Total expenses increased by 55.21% to Rs 1,230.9 crore in Q2 FY25, compared to Rs 793 crore in Q2 FY24.
The company expanded its footprint by adding 85 new stores across its brand portfolio during Q2.
DIL also announced that it has secured exclusive master franchise rights for three modern QSR brands: TeaLive, New York Fries and Sanook Kitchen. Each partnership is unique and shall help DIL to achieve its growth strategy.

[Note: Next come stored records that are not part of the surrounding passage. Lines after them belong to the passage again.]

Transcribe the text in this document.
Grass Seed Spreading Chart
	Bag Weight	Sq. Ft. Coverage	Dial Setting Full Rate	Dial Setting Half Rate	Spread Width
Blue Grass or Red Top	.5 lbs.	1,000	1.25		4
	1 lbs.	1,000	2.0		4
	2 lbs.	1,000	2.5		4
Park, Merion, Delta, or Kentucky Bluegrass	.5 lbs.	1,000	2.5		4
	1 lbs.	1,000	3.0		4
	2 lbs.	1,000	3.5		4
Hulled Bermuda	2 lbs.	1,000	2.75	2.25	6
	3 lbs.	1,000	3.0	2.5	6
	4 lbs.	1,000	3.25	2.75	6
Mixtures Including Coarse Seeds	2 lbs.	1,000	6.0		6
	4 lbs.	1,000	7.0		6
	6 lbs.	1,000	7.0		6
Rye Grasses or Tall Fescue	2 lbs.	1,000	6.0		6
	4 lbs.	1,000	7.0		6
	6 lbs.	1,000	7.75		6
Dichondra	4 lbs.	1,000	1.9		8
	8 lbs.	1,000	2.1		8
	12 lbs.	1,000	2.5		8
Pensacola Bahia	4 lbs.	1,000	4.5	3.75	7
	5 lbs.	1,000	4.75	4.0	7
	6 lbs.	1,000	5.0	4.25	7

As DIL’s existing brands continue to drive store growth and introduce exciting new menu offerings, DIL broadens its offerings to include a new category of modern food & beverage choices by expanding its portfolio of brands.Ravi Jaipuria, Non-Executive Chairman, Devyani International Limited said, “We are happy to welcome new brands to DIL family, catering to youth categories such as handcrafted tea, fresh cut fries and authentic Thai & Asian cuisine. The new partnerships reflect our commitment to bringing diverse, high-quality contemporary food & beverages brands to our customers, while driving sustainable growth for DIL. With exclusive rights for these brands in India, DIL is consolidating its strategy of ‘FOOD ON THE GO’ and ‘HOUSE OF BRANDS’.”We remain committed to our investments across DIL’s brand portfolio to broaden our reach, engage target consumers, and seize growth opportunities across the country. While we recognize the current subdued environment in the QSR industry, we are confident that the current headwinds are transient in nature. As firm believers in India’s growth story, we are well positioned to capitalize on future opportunities and delivering value to all our stakeholders,” Jaipuria added.
As of September 30, 2024, DIL operates over 1,900 stores across more than 260 cities in India, Thailand, Nigeria, and Nepal. The company is the largest franchisee for Yum Brands in India, operating KFC and Pizza Hut outlets, and is also the exclusive franchise for Costa Coffee.